8 undocumented immigrants arrested at N.H. checkpoint, officials say

  • A U.S. Border Patrol agent checks a car on the I-93 southbound lane on Wednesday, September 28, 2017 south of the Route 175 exit south of Lincoln. GEOFF FORESTER

Monitor staff
Tuesday, October 03, 2017

U.S. Customs and Border Protection agents reported arresting eight undocumented immigrants from four countries at an Interstate 93 checkpoint in Woodstock last week, the second such operation since August.

Of those detained, two had overstayed their visas, according to an agency news release Monday. Detainees hailed from Bulgaria, Guatemala, Ecuador and El Salvador, the agency said.

CBP manned the checkpoint from Sept. 26 to 28 last week, stopping southbound traffic at a stretch just north of Exit 30 – 72 miles from the Canadian border. About a dozen agents, some with drug-sniffing dogs, patrolled the area as motorists and passengers were asked about their citizenship.

Along with the undocumented immigrants, border patrol agents reported seizing 71 grams of marijuana, 297 grams of marijuana edibles and 5 ounces of hash oil. The release did not specify whether the drugs were taken from U.S. citizens or undocumented immigrants. The drugs were later handed over to New Hampshire State Police “for further investigation and prosecution,” the release said.

Under a federal regulation, Border Patrol has the authority to set up checkpoints within 100 miles of the U.S. border, though civil rights groups have questioned the rule’s constitutionality.

The agency has operated in New Hampshire along the same stretch of highway for decades, but stopped between 2012 and 2017 due to budget constraints, according to Chief Ryan Oleson of the Woodstock Police Department. The resumption of the checkpoints in August, taking place over the objection of activists, comes as the agency has received more resources and manpower under President Donald Trump, according to Stephanie Malin, an agency spokeswoman.
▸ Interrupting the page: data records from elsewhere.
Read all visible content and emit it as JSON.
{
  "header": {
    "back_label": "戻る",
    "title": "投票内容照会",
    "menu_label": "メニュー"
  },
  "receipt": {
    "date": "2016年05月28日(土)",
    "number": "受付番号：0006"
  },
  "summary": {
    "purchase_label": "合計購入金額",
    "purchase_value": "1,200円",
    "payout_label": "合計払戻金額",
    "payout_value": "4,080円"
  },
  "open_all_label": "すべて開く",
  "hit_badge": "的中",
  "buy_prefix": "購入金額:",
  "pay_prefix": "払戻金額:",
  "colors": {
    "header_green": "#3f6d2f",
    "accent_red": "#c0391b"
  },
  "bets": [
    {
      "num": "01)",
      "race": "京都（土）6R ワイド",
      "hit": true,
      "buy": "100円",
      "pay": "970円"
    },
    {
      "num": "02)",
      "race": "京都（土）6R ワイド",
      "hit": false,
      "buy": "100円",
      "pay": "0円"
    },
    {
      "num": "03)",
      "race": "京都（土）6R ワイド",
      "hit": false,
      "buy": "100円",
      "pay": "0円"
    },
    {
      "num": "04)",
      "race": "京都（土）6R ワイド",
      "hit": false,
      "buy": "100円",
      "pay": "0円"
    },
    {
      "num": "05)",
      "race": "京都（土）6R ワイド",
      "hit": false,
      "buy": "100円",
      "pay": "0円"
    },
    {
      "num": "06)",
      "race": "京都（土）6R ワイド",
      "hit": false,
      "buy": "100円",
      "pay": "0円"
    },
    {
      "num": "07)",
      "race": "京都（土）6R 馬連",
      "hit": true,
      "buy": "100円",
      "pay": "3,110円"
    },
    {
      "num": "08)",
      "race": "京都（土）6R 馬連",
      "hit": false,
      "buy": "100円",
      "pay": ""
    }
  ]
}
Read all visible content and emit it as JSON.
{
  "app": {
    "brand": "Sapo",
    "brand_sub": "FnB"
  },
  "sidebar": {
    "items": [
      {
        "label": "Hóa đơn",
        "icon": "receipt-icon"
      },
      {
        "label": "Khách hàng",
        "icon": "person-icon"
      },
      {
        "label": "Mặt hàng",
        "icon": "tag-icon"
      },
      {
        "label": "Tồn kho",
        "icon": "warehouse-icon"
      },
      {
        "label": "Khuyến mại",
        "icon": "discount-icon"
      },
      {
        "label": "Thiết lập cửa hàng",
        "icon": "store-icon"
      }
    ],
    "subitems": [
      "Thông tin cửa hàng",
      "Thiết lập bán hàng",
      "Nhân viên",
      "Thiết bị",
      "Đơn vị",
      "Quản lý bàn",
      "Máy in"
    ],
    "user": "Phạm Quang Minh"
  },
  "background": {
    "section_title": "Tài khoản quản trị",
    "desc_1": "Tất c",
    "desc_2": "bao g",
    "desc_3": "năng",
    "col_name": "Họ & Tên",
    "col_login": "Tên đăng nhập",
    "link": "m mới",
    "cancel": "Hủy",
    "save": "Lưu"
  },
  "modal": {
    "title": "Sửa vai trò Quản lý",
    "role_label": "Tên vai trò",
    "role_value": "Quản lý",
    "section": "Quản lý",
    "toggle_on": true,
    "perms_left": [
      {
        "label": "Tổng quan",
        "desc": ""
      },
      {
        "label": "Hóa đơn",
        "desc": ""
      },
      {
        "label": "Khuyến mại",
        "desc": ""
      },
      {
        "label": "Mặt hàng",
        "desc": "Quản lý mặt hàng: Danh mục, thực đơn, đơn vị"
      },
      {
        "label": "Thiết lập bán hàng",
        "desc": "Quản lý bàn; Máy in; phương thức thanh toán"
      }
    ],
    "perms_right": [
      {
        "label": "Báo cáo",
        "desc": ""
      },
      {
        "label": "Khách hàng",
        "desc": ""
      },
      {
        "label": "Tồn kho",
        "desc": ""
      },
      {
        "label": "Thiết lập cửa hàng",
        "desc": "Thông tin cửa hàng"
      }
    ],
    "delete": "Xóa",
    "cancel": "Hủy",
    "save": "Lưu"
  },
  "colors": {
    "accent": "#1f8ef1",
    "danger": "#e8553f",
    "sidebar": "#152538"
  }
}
There are signs that the checkpoint’s effectiveness may have diminished. At its first checkpoint this year in late August, the agency made far more detentions – 25 over three days – and seized about a pound of marijuana and other drugs.

Malin declined to comment on whether and when the agency will stage its next checkpoint, citing protocol.

But Chief Patrol Agent John Pfeifer, of the Swanton Sector station in Vermont – which oversees the New Hampshire checkpoint – called it a valuable tool.

“Swanton Sector utilizes inspection checkpoints as part of our defense-in-depth strategy” he said in a statement. “U.S. Border Patrol checkpoints are part of an intricate, multi-faceted strategic plan focusing on information, integration and rapid response capabilities, which aid in border security.”